3 Idiots does justice to all the hoopla created by the Khan tag and corny pant-dropping promos. An entertainer at heart which also serves as a brutally frank agent for the social messages Aamir likes to spread à la RDB and Taare Zameen Par, it overflows with youthful humour which mercifully steers away from slapstick and vulgarity. The ''scientific'' prank played by Aamir (Rancho) on his senior during ragging sets the tone for the lively engineering college hostel life while giving a glimpse of the character's mental dexterity and manual deftness. He embodies this out-of-the-box inventor/handyman culture - an original and attractive quality for a Bollywood hero. Sharman Joshi’s (Raju's) comic timing is expectedly good, but Madhavan (Farhan) is the pleasant surprise package in his new simple college-boy avatar in contrast to his image as a heartthrob for hip-swaying South Indian heroines. His frozen facial expressions are guffaw-inspiring in the wedding crash scene when they are caught by the lip-curling Boman Irani.
The towering Irani plays the tyrannical college Principal with a priceless scowl perpetually plastered on his face.
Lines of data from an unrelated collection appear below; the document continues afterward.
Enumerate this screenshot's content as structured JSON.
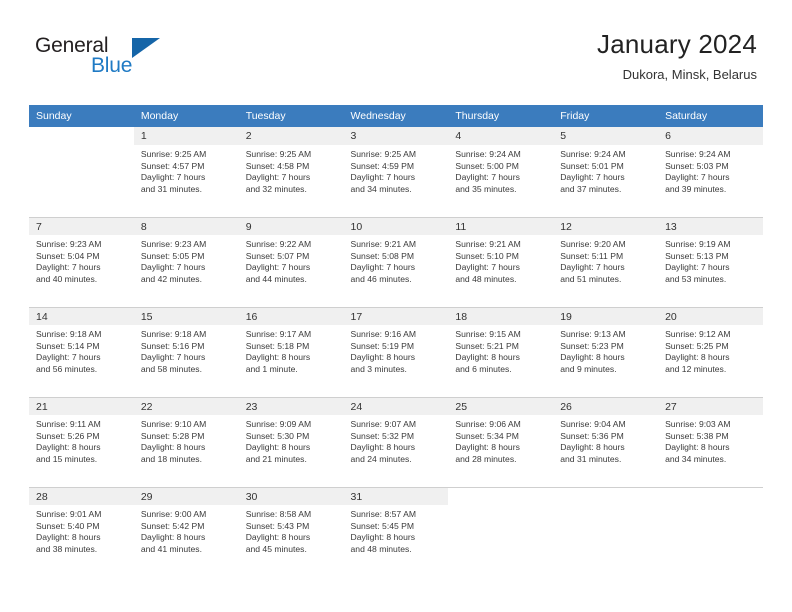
{
  "brand": {
    "name_part1": "General",
    "name_part2": "Blue",
    "triangle_color": "#1565a8",
    "blue_color": "#1f7ac4"
  },
  "header": {
    "title": "January 2024",
    "location": "Dukora, Minsk, Belarus"
  },
  "theme": {
    "header_row_bg": "#3b7cbe",
    "daynum_bg": "#f0f0f0",
    "grid_line": "#cfcfcf",
    "text": "#3a3a3a"
  },
  "weekday_headers": [
    "Sunday",
    "Monday",
    "Tuesday",
    "Wednesday",
    "Thursday",
    "Friday",
    "Saturday"
  ],
  "labels": {
    "sunrise_prefix": "Sunrise:",
    "sunset_prefix": "Sunset:",
    "daylight_prefix": "Daylight:"
  },
  "weeks": [
    [
      {
        "empty": true,
        "day": "",
        "sunrise": "",
        "sunset": "",
        "daylight_line1": "",
        "daylight_line2": ""
      },
      {
        "empty": false,
        "day": "1",
        "sunrise": "Sunrise: 9:25 AM",
        "sunset": "Sunset: 4:57 PM",
        "daylight_line1": "Daylight: 7 hours",
        "daylight_line2": "and 31 minutes."
      },
      {
        "empty": false,
        "day": "2",
        "sunrise": "Sunrise: 9:25 AM",
        "sunset": "Sunset: 4:58 PM",
        "daylight_line1": "Daylight: 7 hours",
        "daylight_line2": "and 32 minutes."
      },
      {
        "empty": false,
        "day": "3",
        "sunrise": "Sunrise: 9:25 AM",
        "sunset": "Sunset: 4:59 PM",
        "daylight_line1": "Daylight: 7 hours",
        "daylight_line2": "and 34 minutes."
      },
      {
        "empty": false,
        "day": "4",
        "sunrise": "Sunrise: 9:24 AM",
        "sunset": "Sunset: 5:00 PM",
        "daylight_line1": "Daylight: 7 hours",
        "daylight_line2": "and 35 minutes."
      },
      {
        "empty": false,
        "day": "5",
        "sunrise": "Sunrise: 9:24 AM",
        "sunset": "Sunset: 5:01 PM",
        "daylight_line1": "Daylight: 7 hours",
        "daylight_line2": "and 37 minutes."
      },
      {
        "empty": false,
        "day": "6",
        "sunrise": "Sunrise: 9:24 AM",
        "sunset": "Sunset: 5:03 PM",
        "daylight_line1": "Daylight: 7 hours",
        "daylight_line2": "and 39 minutes."
      }
    ],
    [
      {
        "empty": false,
        "day": "7",
        "sunrise": "Sunrise: 9:23 AM",
        "sunset": "Sunset: 5:04 PM",
        "daylight_line1": "Daylight: 7 hours",
        "daylight_line2": "and 40 minutes."
      },
      {
        "empty": false,
        "day": "8",
        "sunrise": "Sunrise: 9:23 AM",
        "sunset": "Sunset: 5:05 PM",
        "daylight_line1": "Daylight: 7 hours",
        "daylight_line2": "and 42 minutes."
      },
      {
        "empty": false,
        "day": "9",
        "sunrise": "Sunrise: 9:22 AM",
        "sunset": "Sunset: 5:07 PM",
        "daylight_line1": "Daylight: 7 hours",
        "daylight_line2": "and 44 minutes."
      },
      {
        "empty": false,
        "day": "10",
        "sunrise": "Sunrise: 9:21 AM",
        "sunset": "Sunset: 5:08 PM",
        "daylight_line1": "Daylight: 7 hours",
        "daylight_line2": "and 46 minutes."
      },
      {
        "empty": false,
        "day": "11",
        "sunrise": "Sunrise: 9:21 AM",
        "sunset": "Sunset: 5:10 PM",
        "daylight_line1": "Daylight: 7 hours",
        "daylight_line2": "and 48 minutes."
      },
      {
        "empty": false,
        "day": "12",
        "sunrise": "Sunrise: 9:20 AM",
        "sunset": "Sunset: 5:11 PM",
        "daylight_line1": "Daylight: 7 hours",
        "daylight_line2": "and 51 minutes."
      },
      {
        "empty": false,
        "day": "13",
        "sunrise": "Sunrise: 9:19 AM",
        "sunset": "Sunset: 5:13 PM",
        "daylight_line1": "Daylight: 7 hours",
        "daylight_line2": "and 53 minutes."
      }
    ],
    [
      {
        "empty": false,
        "day": "14",
        "sunrise": "Sunrise: 9:18 AM",
        "sunset": "Sunset: 5:14 PM",
        "daylight_line1": "Daylight: 7 hours",
        "daylight_line2": "and 56 minutes."
      },
      {
        "empty": false,
        "day": "15",
        "sunrise": "Sunrise: 9:18 AM",
        "sunset": "Sunset: 5:16 PM",
        "daylight_line1": "Daylight: 7 hours",
        "daylight_line2": "and 58 minutes."
      },
      {
        "empty": false,
        "day": "16",
        "sunrise": "Sunrise: 9:17 AM",
        "sunset": "Sunset: 5:18 PM",
        "daylight_line1": "Daylight: 8 hours",
        "daylight_line2": "and 1 minute."
      },
      {
        "empty": false,
        "day": "17",
        "sunrise": "Sunrise: 9:16 AM",
        "sunset": "Sunset: 5:19 PM",
        "daylight_line1": "Daylight: 8 hours",
        "daylight_line2": "and 3 minutes."
      },
      {
        "empty": false,
        "day": "18",
        "sunrise": "Sunrise: 9:15 AM",
        "sunset": "Sunset: 5:21 PM",
        "daylight_line1": "Daylight: 8 hours",
        "daylight_line2": "and 6 minutes."
      },
      {
        "empty": false,
        "day": "19",
        "sunrise": "Sunrise: 9:13 AM",
        "sunset": "Sunset: 5:23 PM",
        "daylight_line1": "Daylight: 8 hours",
        "daylight_line2": "and 9 minutes."
      },
      {
        "empty": false,
        "day": "20",
        "sunrise": "Sunrise: 9:12 AM",
        "sunset": "Sunset: 5:25 PM",
        "daylight_line1": "Daylight: 8 hours",
        "daylight_line2": "and 12 minutes."
      }
    ],
    [
      {
        "empty": false,
        "day": "21",
        "sunrise": "Sunrise: 9:11 AM",
        "sunset": "Sunset: 5:26 PM",
        "daylight_line1": "Daylight: 8 hours",
        "daylight_line2": "and 15 minutes."
      },
      {
        "empty": false,
        "day": "22",
        "sunrise": "Sunrise: 9:10 AM",
        "sunset": "Sunset: 5:28 PM",
        "daylight_line1": "Daylight: 8 hours",
        "daylight_line2": "and 18 minutes."
      },
      {
        "empty": false,
        "day": "23",
        "sunrise": "Sunrise: 9:09 AM",
        "sunset": "Sunset: 5:30 PM",
        "daylight_line1": "Daylight: 8 hours",
        "daylight_line2": "and 21 minutes."
      },
      {
        "empty": false,
        "day": "24",
        "sunrise": "Sunrise: 9:07 AM",
        "sunset": "Sunset: 5:32 PM",
        "daylight_line1": "Daylight: 8 hours",
        "daylight_line2": "and 24 minutes."
      },
      {
        "empty": false,
        "day": "25",
        "sunrise": "Sunrise: 9:06 AM",
        "sunset": "Sunset: 5:34 PM",
        "daylight_line1": "Daylight: 8 hours",
        "daylight_line2": "and 28 minutes."
      },
      {
        "empty": false,
        "day": "26",
        "sunrise": "Sunrise: 9:04 AM",
        "sunset": "Sunset: 5:36 PM",
        "daylight_line1": "Daylight: 8 hours",
        "daylight_line2": "and 31 minutes."
      },
      {
        "empty": false,
        "day": "27",
        "sunrise": "Sunrise: 9:03 AM",
        "sunset": "Sunset: 5:38 PM",
        "daylight_line1": "Daylight: 8 hours",
        "daylight_line2": "and 34 minutes."
      }
    ],
    [
      {
        "empty": false,
        "day": "28",
        "sunrise": "Sunrise: 9:01 AM",
        "sunset": "Sunset: 5:40 PM",
        "daylight_line1": "Daylight: 8 hours",
        "daylight_line2": "and 38 minutes."
      },
      {
        "empty": false,
        "day": "29",
        "sunrise": "Sunrise: 9:00 AM",
        "sunset": "Sunset: 5:42 PM",
        "daylight_line1": "Daylight: 8 hours",
        "daylight_line2": "and 41 minutes."
      },
      {
        "empty": false,
        "day": "30",
        "sunrise": "Sunrise: 8:58 AM",
        "sunset": "Sunset: 5:43 PM",
        "daylight_line1": "Daylight: 8 hours",
        "daylight_line2": "and 45 minutes."
      },
      {
        "empty": false,
        "day": "31",
        "sunrise": "Sunrise: 8:57 AM",
        "sunset": "Sunset: 5:45 PM",
        "daylight_line1": "Daylight: 8 hours",
        "daylight_line2": "and 48 minutes."
      },
      {
        "empty": true,
        "day": "",
        "sunrise": "",
        "sunset": "",
        "daylight_line1": "",
        "daylight_line2": ""
      },
      {
        "empty": true,
        "day": "",
        "sunrise": "",
        "sunset": "",
        "daylight_line1": "",
        "daylight_line2": ""
      },
      {
        "empty": true,
        "day": "",
        "sunrise": "",
        "sunset": "",
        "daylight_line1": "",
        "daylight_line2": ""
      }
    ]
  ]
}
The film follows the 5 Point Someone storyline loosely, which has predictably given birth to spats between the crew and author Chetan Bhagat. Intellectual property rights aside, the two works of art can’t really be compared since the book challenges academic conformism but focusses more on the romance than on performance pressure and its consequences. Chatur Ramalingam (played by Omi Vaidya) is a great addition to the cast; his inherent slimyness and grovelling invokes your distaste very convincingly. Also, Kareena Kapoor is a different (read more likeable) kind of female lead from the stuffy Neha of the book.
The director Rajkumar Hirani (of Munnabhai fame) takes a bold approach towards certain scenes such as the miserable squalor in Sharman Joshi’s house. By shooting the house in black and white, followed by seemingly offensive jokes on the poverty of the situation, the otherwise depressing scene takes on a light-hearted, matter-of-fact air. The boyish banter at the end of the scene is a relief – this moment would have been a glycerine freemarket if it had followed regular Bollywood patterns.
And just as you’re smiling at the realism being showed, it’s murdered by an avalanche of tears. The ''last half hour'' has rightly attracted oodles of criticism for the all the melodrama it contains. Aal was not well. Is mass appeal important enough to stretch and twist a story into ridiculous detours and knots? Well, it must be. The film, as it has been said above, is an entertainer first and foremost. But one wonders why audience intelligence must be underestimated every time. Rather than pandering to tearjerker requirements that are totally out of sync with a story’s spirit, a film should aim to raise the bar or change the face of ''entertainment''.
But in conclusion one must praise the shots of the experimental school in Shimla towards the end, which redeem the quality of the story. The inclusion of this scene, depicting oddball mechanical contraptions being used for local indigenous activities such as shearing sheep, gives a sweet and not too unbelievable finishing touch to the philosophy of creative teaching and learning. Another creditable attempt at merging mainstream and social cinema by Hirani and Aamir.